Hh signaling has been shown to be activated in intact and injured peripheral nerve. However, the role of Hh signaling in peripheral nerve is not fully understood. In the present study, we observed that Hh signaling responsive cells [Gli1(+) cells] in both the perineurium and endoneurium. In the endoneurium, Gli1(+) cells were classified as blood vessel associated or non-associated. After injury, Gli1(+) cells around blood vessels mainly proliferated to then accumulate into the injury site along with endothelial cells. Hh signaling activity was retained in Gli1(+) cells during nerve regeneration. To understand the role of Hedgehog signaling in Gli1(+) cells during nerve regeneration, we examined mice with Gli1(+) cells-specific inactivation of Hh signaling (Smo cKO). After injury, Smo cKO mice showed significantly reduced numbers of accumulated Gli1(+) cells along with disorganized vascularization at an early stage of nerve regeneration, which subsequently led to an abnormal extension of the axon. Thus, Hh signaling in Gli1(+) cells appears to be involved in nerve regeneration through controlling new blood vessel formation at an early stage.

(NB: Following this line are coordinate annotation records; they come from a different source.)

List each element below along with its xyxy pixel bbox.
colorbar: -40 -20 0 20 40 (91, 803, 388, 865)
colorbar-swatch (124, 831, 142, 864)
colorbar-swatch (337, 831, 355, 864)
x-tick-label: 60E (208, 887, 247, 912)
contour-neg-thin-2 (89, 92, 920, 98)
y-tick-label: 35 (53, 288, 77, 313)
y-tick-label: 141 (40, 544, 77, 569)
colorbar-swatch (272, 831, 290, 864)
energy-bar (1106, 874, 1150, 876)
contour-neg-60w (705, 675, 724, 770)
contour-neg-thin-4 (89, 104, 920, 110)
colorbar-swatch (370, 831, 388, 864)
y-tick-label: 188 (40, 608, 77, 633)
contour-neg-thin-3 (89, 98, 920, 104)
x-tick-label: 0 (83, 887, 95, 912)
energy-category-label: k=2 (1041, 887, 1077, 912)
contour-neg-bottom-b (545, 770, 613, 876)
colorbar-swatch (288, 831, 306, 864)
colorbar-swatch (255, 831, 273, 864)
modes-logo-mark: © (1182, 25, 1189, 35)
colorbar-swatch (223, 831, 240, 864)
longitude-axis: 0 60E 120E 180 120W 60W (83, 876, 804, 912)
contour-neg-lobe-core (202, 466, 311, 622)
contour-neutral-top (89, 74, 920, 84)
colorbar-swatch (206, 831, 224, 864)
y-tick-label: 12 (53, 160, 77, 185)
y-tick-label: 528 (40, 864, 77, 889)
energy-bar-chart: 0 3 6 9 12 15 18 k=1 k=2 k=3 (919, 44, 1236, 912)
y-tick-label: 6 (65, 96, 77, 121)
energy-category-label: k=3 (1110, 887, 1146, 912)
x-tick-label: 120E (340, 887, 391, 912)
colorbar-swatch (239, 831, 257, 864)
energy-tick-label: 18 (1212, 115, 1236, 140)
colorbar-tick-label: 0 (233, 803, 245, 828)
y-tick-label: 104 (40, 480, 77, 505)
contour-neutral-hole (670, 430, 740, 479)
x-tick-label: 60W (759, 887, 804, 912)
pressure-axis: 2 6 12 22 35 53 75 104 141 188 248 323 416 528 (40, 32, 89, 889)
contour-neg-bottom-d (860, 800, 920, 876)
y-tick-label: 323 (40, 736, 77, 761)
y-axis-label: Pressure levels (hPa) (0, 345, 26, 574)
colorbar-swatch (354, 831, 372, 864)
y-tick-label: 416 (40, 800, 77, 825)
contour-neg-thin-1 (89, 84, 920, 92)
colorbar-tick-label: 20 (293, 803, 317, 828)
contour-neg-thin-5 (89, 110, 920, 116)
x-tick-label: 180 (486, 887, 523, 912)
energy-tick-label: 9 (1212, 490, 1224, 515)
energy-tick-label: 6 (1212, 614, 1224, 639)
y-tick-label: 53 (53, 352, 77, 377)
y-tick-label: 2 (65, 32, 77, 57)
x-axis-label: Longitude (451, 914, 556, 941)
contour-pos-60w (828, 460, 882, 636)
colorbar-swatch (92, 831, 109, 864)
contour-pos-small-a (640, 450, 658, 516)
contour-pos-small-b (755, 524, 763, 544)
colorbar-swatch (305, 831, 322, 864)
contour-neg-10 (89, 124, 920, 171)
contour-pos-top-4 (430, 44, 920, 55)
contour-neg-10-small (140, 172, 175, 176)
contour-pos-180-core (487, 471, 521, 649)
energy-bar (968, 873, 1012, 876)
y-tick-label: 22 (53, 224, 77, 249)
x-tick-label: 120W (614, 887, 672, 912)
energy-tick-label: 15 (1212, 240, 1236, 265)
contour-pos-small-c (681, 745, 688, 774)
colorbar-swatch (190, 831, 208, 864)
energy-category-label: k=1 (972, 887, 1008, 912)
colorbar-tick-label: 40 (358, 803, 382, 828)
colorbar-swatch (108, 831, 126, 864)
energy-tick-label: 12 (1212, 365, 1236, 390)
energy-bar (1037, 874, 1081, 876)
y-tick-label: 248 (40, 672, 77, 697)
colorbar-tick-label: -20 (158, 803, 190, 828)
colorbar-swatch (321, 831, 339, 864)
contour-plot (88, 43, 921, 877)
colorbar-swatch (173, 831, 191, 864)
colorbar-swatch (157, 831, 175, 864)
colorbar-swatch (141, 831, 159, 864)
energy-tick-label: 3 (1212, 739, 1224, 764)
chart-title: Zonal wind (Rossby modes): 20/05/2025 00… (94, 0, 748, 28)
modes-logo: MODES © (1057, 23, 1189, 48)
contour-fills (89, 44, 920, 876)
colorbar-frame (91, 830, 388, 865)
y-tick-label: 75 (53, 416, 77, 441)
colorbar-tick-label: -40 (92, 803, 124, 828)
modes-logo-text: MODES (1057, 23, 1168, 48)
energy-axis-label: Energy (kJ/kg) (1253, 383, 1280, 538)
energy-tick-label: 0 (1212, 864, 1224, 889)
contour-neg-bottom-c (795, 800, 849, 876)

Hh 信号已显示在完整和受损的周围神经中被激活。然而，Hh 信号在周围神经中的作用尚不完全清楚。在本研究中，我们观察到神经束膜和神经内膜中的 Hh 信号响应细胞 [Gli1(+) 细胞]。在神经内膜中，Gli1(+) 细胞被分类为血管相关或非相关。损伤后，血管周围的Gli1(+)细胞主要增殖，然后与内皮细胞一起聚集到损伤部位。在神经再生过程中，Gli1(+) 细胞中保留了 Hh 信号活动。为了了解 Hedgehog 信号在神经再生过程中 Gli1(+) 细胞中的作用，我们检查了具有 Gli1(+) 细胞特异性 Hh 信号失活 ( Smo cKO ) 的小鼠。受伤后，Smo cKO小鼠在神经再生的早期阶段表现出积累的 Gli1(+) 细胞数量显着减少以及血管化紊乱，随后导致轴突异常延伸。因此，Gli1(+) 细胞中的 Hh 信号似乎通过在早期控制新血管形成而参与神经再生。